Manufacturing and Transport

Manufacturers can share information like how they use 100% renewable energy to run their facilities and how they dye clothes without any wastewater that pollutes the earth’s natural ecosystems.

Transportation fleets that get materials and products from point A to B can share how they use green, electric vehicles, or how they offset their carbon emissions.

This information is input into the connected digital technology systems to further show information about a product’s lifecycle.

Primary and Secondary Consumers

When they purchase a product or utilize a service, consumers can scan a QR code or tap an NFC tag and are immersed in a digital experience to learn all about the information they could want to know about a product’s life.

With Blue Bite’s digital Experiences, products themselves tell a story.

Customers may be empowered with information including: 

  • Product sourcing information input by the farmers or other agency that sourced the materials
  • Manufacturing and transport information from factories and fleets
  • Information on a company’s sustainability goals and how they are doing their part as a brand in the circular economy
  • How the customer can reuse, refurbish, resell, recycle, or return their product to the earth’s natural systems when they’re finished with it
  • Unique information on a product and how to use it, or other relevant information from the brand that provides value

If a primary consumer purchased a product directly from a retailer or the brand itself and they decide to sell it, a secondary consumer can access this same information. With technology like Blue Bite’s Authentication Solutions, they can also have confidence that the product they’ve purchased is authentic — and not a counterfeit being passed off as the real deal.

They also could register a product to connect with the brand and learn more about the item through a Blue Bite Experience.

Brands

In addition to brands sharing their mission and information about products when it gets into the hands of the consumer, with connected products, companies can access information from all those who touched it during the circular lifetime.

Brands are constantly given new data on farmer’s latest agriculture initiative and their efforts to be greener. They’re able to see steps manufacturers are taking to offset carbon emissions, and when they go from being carbon-neutral to carbon-positive. They can see what percentage of consumers recycle a product at a designated facility, or how many resell products in a secondhand market.

With connected products, it takes out the guessing of what happens to their products — and empowers brands with valuable data.

Storytelling in Action

Clothing designer Pablo Erroz is one example of a brand using digital experiences to connect with manufacturers and consumers alike to tell a product’s story.

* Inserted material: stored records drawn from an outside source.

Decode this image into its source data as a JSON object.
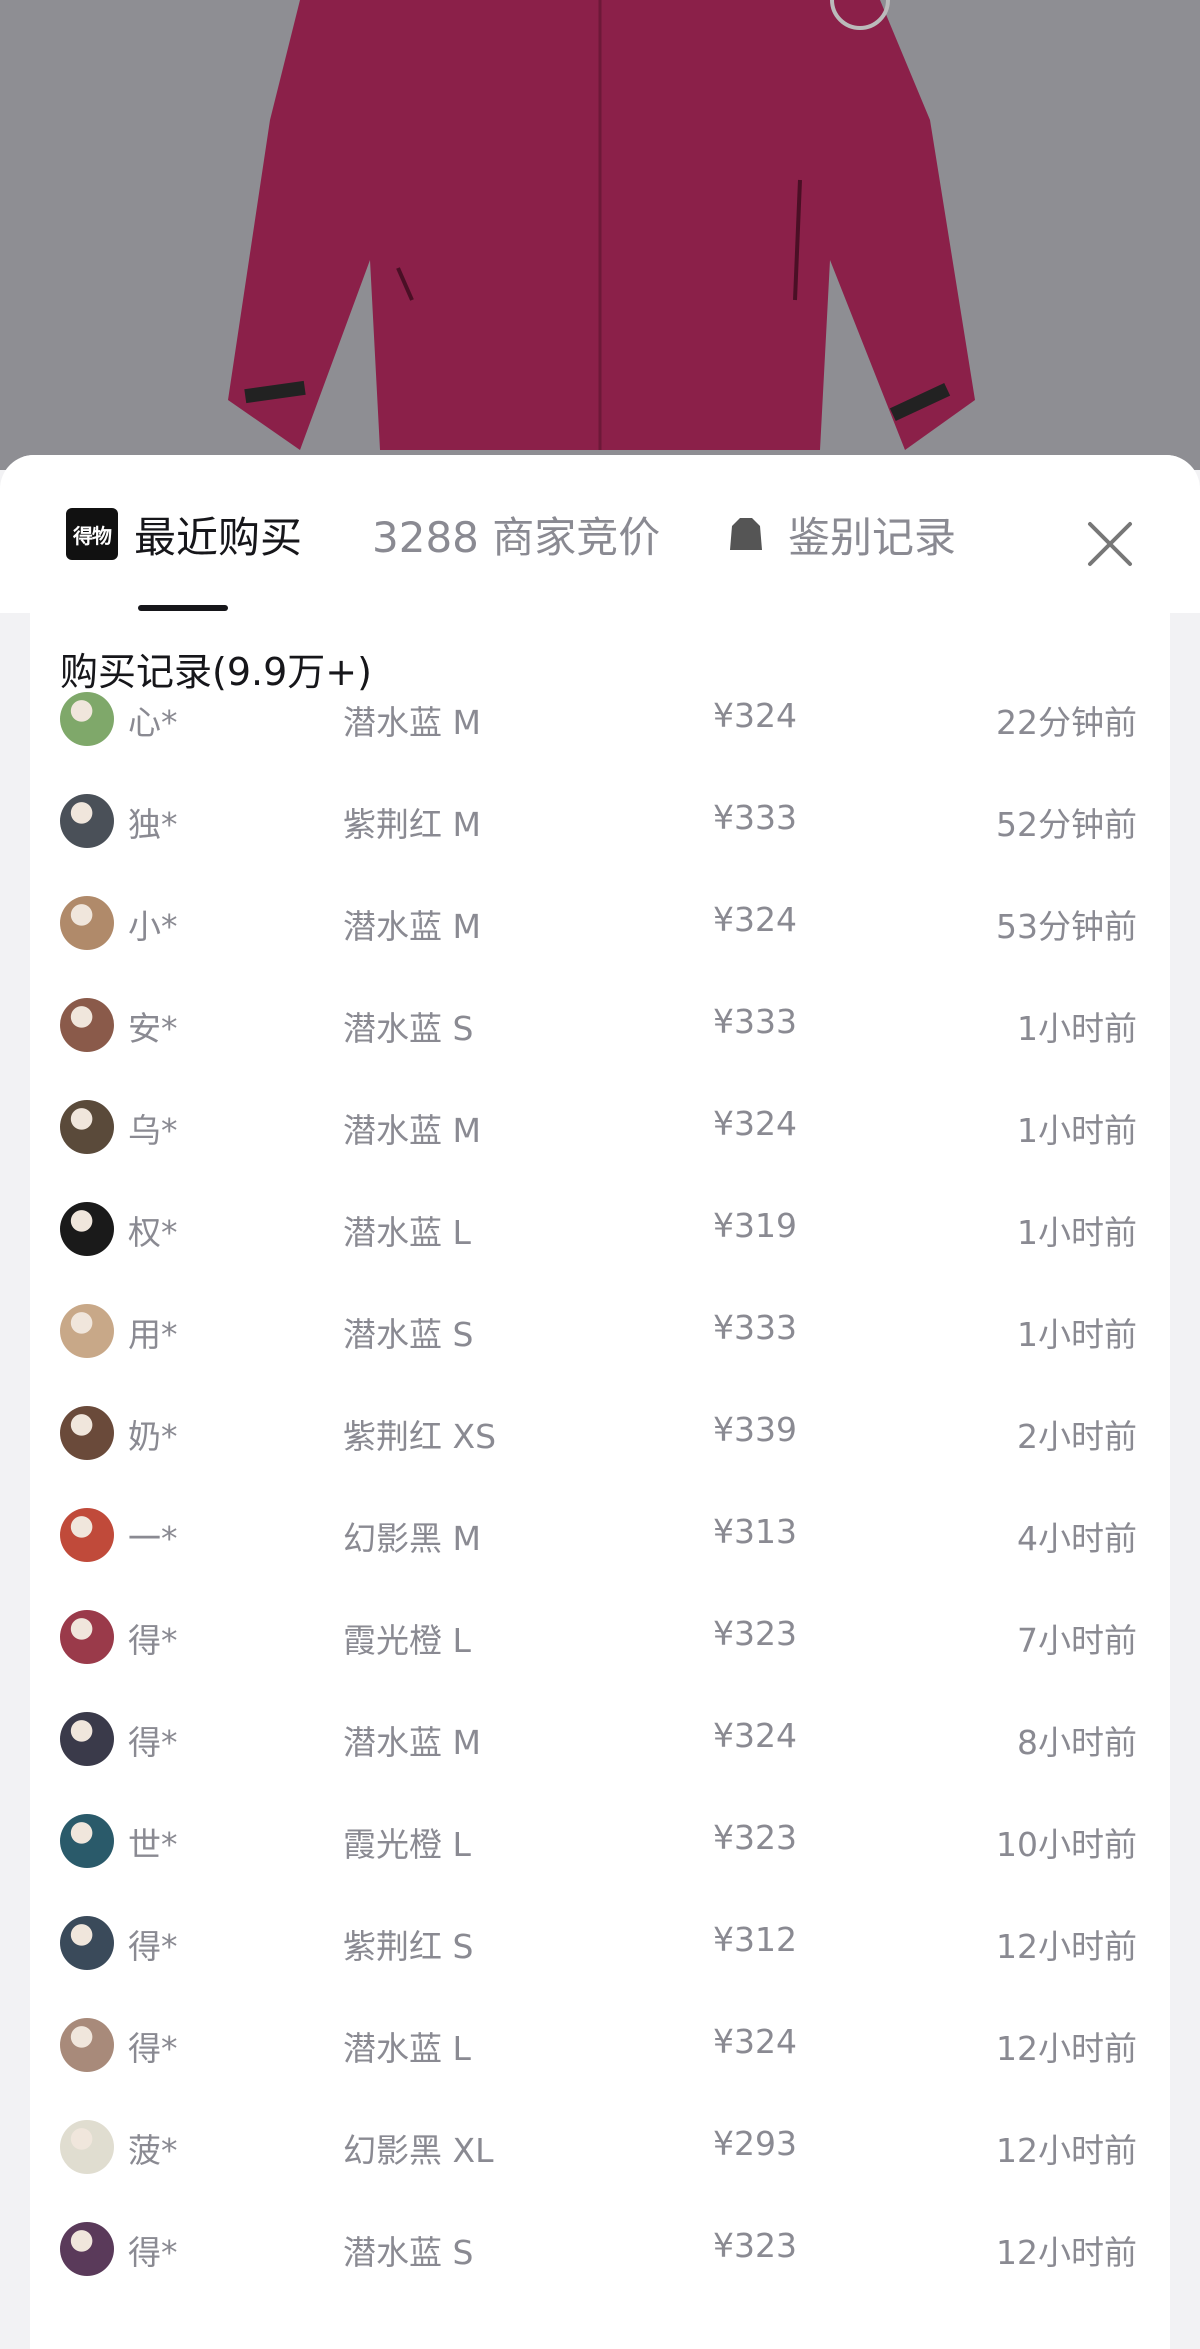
{
  "tabs": {
    "recent_label": "最近购买",
    "bids_label": "3288 商家竞价",
    "auth_label": "鉴别记录",
    "logo_text": "得物"
  },
  "list": {
    "title": "购买记录(9.9万+)",
    "rows": [
      {
        "name": "心*",
        "spec": "潜水蓝 M",
        "price": "¥324",
        "time": "22分钟前",
        "avatar_color": "#7fa86a"
      },
      {
        "name": "独*",
        "spec": "紫荆红 M",
        "price": "¥333",
        "time": "52分钟前",
        "avatar_color": "#4a5058"
      },
      {
        "name": "小*",
        "spec": "潜水蓝 M",
        "price": "¥324",
        "time": "53分钟前",
        "avatar_color": "#b08a6a"
      },
      {
        "name": "安*",
        "spec": "潜水蓝 S",
        "price": "¥333",
        "time": "1小时前",
        "avatar_color": "#8a5a4a"
      },
      {
        "name": "乌*",
        "spec": "潜水蓝 M",
        "price": "¥324",
        "time": "1小时前",
        "avatar_color": "#5a4a3a"
      },
      {
        "name": "权*",
        "spec": "潜水蓝 L",
        "price": "¥319",
        "time": "1小时前",
        "avatar_color": "#1a1a1a"
      },
      {
        "name": "用*",
        "spec": "潜水蓝 S",
        "price": "¥333",
        "time": "1小时前",
        "avatar_color": "#c8a888"
      },
      {
        "name": "奶*",
        "spec": "紫荆红 XS",
        "price": "¥339",
        "time": "2小时前",
        "avatar_color": "#6a4a3a"
      },
      {
        "name": "一*",
        "spec": "幻影黑 M",
        "price": "¥313",
        "time": "4小时前",
        "avatar_color": "#c04a3a"
      },
      {
        "name": "得*",
        "spec": "霞光橙 L",
        "price": "¥323",
        "time": "7小时前",
        "avatar_color": "#9a3a4a"
      },
      {
        "name": "得*",
        "spec": "潜水蓝 M",
        "price": "¥324",
        "time": "8小时前",
        "avatar_color": "#3a3a4a"
      },
      {
        "name": "世*",
        "spec": "霞光橙 L",
        "price": "¥323",
        "time": "10小时前",
        "avatar_color": "#2a5a6a"
      },
      {
        "name": "得*",
        "spec": "紫荆红 S",
        "price": "¥312",
        "time": "12小时前",
        "avatar_color": "#3a4a5a"
      },
      {
        "name": "得*",
        "spec": "潜水蓝 L",
        "price": "¥324",
        "time": "12小时前",
        "avatar_color": "#a88a7a"
      },
      {
        "name": "菠*",
        "spec": "幻影黑 XL",
        "price": "¥293",
        "time": "12小时前",
        "avatar_color": "#e0ddd0"
      },
      {
        "name": "得*",
        "spec": "潜水蓝 S",
        "price": "¥323",
        "time": "12小时前",
        "avatar_color": "#5a3a5a"
      }
    ]
  },
  "colors": {
    "product": "#8b2049",
    "overlay_bg": "#8e8e93"
  }
}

With a Blue Bite-powered digital Experience, manufacturers and consumers alike are empowered with information on the brand’s sustainability initiatives and efforts and how they can play a role in the circular economy. In addition to moving away from “seasons” and toward more long-lasting fashionable pieces, each garment tells a personalized story on sourcing and its manufacturing.

Pablo Erroz, meanwhile, is empowered with valuable insights on how their garments are being worn and how an item’s life continues in the circular economy after a consumer is done wearing it.